The first method, Ament says, is to change wildlife behavior by using salt alternatives on roadways, for example. He says there are a number of snowmelt alternatives to salt, but they tend to be cost prohibitive.
A second collision-mitigation option is to change driver behavior by adding flashing lights or installing variable signs that keep a running tally of how many animals have been killed in the road recently.
Separating motorists from the animals is the third solution – by constructing overpasses or underpasses, or adding fencing and limiting where the animals can cross. Ament says this is the most effective method.
A project on State Route 260 in Preacher Canyon, Ariz. used fencing with gaps where elk could cross the road. Electronic mats were installed beneath the pavement and sensors that trip lighted signs were placed at the fence gaps, alerting motorists to the animals’ presence. The electronic mats give the animals a slight shock to keep them from running down the highway.

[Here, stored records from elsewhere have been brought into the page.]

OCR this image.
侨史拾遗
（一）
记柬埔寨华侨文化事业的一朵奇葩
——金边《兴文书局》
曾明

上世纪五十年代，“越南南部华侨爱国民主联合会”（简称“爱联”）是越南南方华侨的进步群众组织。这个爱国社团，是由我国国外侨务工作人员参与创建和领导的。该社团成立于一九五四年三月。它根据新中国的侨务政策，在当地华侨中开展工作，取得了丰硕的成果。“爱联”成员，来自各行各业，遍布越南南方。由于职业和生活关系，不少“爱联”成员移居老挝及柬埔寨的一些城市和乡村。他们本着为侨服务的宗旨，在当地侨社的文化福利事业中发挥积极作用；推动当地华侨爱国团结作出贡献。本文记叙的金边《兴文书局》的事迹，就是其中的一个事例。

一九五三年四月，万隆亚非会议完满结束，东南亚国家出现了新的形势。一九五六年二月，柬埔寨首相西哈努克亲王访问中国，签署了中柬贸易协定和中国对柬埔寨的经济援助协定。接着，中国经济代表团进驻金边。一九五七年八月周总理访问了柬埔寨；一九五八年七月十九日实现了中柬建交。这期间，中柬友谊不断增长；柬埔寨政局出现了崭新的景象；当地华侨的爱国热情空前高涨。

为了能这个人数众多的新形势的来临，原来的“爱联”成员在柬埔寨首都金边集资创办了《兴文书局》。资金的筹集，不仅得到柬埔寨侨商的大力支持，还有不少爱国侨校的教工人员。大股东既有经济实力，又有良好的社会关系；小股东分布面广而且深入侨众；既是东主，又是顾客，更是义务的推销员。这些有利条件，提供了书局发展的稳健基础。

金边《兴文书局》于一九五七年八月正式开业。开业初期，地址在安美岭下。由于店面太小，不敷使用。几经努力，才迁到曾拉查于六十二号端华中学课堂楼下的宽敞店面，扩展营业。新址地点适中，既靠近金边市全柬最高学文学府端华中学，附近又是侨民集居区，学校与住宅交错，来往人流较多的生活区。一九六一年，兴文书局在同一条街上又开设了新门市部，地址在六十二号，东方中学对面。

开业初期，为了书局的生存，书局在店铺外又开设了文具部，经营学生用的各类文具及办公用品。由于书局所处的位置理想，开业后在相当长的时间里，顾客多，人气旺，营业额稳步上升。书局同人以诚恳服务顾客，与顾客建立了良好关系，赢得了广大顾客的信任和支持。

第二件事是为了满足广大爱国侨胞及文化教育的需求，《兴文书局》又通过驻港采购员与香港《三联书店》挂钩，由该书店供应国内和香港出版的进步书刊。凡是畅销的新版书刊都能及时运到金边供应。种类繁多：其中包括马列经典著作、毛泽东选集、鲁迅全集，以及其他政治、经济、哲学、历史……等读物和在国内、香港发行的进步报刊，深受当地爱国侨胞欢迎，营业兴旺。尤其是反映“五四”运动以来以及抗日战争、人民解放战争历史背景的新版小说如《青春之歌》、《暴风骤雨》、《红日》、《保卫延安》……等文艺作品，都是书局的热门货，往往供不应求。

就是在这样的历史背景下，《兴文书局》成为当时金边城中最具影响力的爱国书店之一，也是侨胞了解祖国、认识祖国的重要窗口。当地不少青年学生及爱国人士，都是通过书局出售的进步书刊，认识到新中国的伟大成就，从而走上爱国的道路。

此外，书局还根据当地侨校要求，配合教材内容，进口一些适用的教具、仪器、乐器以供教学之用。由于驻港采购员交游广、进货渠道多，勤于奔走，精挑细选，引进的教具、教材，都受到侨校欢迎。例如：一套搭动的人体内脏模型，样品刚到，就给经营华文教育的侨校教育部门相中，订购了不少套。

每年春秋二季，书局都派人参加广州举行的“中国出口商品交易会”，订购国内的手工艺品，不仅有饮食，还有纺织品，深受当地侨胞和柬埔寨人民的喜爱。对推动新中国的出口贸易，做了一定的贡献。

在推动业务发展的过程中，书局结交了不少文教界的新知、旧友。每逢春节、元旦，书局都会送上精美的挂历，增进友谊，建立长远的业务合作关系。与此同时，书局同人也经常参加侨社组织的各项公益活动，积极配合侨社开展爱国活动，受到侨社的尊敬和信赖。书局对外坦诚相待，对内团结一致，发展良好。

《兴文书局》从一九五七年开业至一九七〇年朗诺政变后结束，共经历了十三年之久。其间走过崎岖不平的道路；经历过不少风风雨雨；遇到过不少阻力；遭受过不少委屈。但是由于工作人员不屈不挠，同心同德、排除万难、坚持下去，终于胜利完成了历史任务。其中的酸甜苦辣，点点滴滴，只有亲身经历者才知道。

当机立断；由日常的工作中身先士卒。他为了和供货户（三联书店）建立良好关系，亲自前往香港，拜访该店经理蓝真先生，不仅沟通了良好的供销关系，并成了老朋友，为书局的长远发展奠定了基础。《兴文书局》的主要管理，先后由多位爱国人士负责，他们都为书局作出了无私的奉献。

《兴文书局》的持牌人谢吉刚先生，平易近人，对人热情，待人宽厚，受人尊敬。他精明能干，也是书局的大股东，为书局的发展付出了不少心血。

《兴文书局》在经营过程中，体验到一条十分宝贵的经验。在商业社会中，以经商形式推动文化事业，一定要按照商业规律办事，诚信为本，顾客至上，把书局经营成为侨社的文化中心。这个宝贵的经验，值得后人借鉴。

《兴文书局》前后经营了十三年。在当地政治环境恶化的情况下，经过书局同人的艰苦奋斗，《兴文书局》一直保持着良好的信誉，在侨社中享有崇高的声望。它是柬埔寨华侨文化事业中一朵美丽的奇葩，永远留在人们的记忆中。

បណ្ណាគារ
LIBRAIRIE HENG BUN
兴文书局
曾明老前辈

Within the first year of the study, route 260 saw a 97 percent reduction in elk fatalities due to vehicle collisions.
“It’s an experimental use of technology,” Ament said. “There are solutions [and] sometimes they’re expensive. The Department of Transportation needs time to study [the problem] and justify the use of public funds.”
One group in the community isn’t ignoring the issue. The Big Sky Chamber of Commerce has initiated discussions with David Kack, who sits on the Big Sky Transportation Board and also works at WTI-MSU, about contacting the MDT Commission to study the issue.
“There hasn’t been anything formal, but we’ve had initial discussions,” Kack said. If Lone Mountain Trail is a natural corridor where the bighorns are trying to cross to the West Fork of the Gallatin, they shouldn’t have the road as a barrier, he added.
The next time a propane truck turns over on Lone Mountain Trail, the result may not be as benign as the Jan. 27 incident. Safe passage for Big Sky’s bighorns could prevent this.
Trooper Heavner believes this is an issue in Big Sky, and at a minimum creates traffic congestion on the highway. In addition to motorists slowing down in that area, he suggested that flashing lights, other advance warnings, or a game fence could be solutions.
“If there is such a huge problem with them getting hit, the DOT should use that as motivation to put up fences,” Heavner said. “For the time being people have to use caution.”